Passphrases on SSH keys help if somebody steals your backups but for almost anything else they are not very useful. If you somehow get access to the encrypted key of some user you very often also have access to their ~/.bashrc. Then you can easily trojan PATH that so that their passphrase is emailed to you next time they type it.

This Article's True Purpose

[preaction]

Get real SSH tips from people complaining (rightly or not) that it doesn't contain any actual advice.

I live in the post-SSH world

[DrSkwid]

the 1970s was cool and all

Speedwise

[marcovje]

Speedwise, ssh -2 still holds up my Mac 840AV up for several minutes to login :-)

My SSH Utility

[merc]

Feel free to check out a little perl utility I wrote for creating aliases or shortcuts for remote ssh logins.
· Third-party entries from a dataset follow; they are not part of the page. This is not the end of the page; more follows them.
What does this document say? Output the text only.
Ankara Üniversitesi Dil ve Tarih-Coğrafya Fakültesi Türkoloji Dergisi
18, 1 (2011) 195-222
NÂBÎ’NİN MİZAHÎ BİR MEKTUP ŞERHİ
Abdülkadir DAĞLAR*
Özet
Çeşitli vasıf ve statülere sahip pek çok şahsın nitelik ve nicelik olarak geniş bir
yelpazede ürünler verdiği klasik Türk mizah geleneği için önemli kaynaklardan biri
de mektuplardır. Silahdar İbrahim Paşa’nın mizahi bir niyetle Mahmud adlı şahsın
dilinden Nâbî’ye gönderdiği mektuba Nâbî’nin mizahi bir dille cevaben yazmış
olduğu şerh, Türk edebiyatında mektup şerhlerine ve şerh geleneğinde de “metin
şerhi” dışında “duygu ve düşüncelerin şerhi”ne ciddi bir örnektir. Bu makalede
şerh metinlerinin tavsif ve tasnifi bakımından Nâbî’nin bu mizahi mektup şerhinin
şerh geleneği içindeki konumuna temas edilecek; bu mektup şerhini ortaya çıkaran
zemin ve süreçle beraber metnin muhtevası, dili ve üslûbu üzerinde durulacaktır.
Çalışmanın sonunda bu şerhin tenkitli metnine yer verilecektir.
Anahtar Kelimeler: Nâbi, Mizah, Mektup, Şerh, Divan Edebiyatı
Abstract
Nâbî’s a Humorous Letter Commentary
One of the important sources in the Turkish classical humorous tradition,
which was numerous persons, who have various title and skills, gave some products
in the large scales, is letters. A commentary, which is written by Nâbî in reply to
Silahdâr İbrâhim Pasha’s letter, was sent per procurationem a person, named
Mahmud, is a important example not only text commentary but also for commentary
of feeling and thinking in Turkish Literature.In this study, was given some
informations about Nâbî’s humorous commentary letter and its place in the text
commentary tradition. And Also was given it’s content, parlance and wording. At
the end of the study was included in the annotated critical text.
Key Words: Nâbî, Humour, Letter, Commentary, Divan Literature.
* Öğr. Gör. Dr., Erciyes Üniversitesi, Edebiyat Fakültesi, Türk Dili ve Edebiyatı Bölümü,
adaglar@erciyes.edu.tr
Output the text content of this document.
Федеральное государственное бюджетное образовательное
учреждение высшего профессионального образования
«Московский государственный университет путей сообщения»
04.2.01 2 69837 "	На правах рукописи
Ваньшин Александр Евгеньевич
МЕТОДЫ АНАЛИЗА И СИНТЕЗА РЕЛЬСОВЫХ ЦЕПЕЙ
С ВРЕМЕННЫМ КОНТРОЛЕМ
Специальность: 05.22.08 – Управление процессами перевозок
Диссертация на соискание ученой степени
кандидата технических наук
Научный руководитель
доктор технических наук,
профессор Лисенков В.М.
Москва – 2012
If you have a lot of hosts to manage it can make your life easier:

http://www.cpan.org/authors/id/L/LD/LDAVIS/remote-ssh-access-1.7 [cpan.org]

Download the file, name it "remote-ssh-access". To read the perl documentation just use "perldoc remote-ssh-access"

Personally I like

[Rich]

tar cf - somedir | ssh remote@remotehost 'tar xf -'

A nice way to get things moved around. a similar trick is:

tar cf - somedir | (cd /a/local/path; tar xf - )

Which lets you copy things around a local file system.

Re:I hope the list of tricks

[Wee]

Thank heavens for Ghostery.

You misspelled "NoScript".

Re:

[jojoba_oil]

I stopped taking NoScript seriously when they thought it was a good idea to deliberately disable AdBlock and obfuscate the code that did so.

Re:

[nschubach]

No, not Informative... even the GP said Interesting. ;)

Re:

[CubicleZombie]

Okay.

There might be a story about how to do something INSIGHTFUL in a magazine I borrowed from someone a few months back in some place somewhere.

Karma bonus, here I come...

Re:

[mattack2]

Buh-bye.

(No, I wasn't one who modded it, especially after posting this.)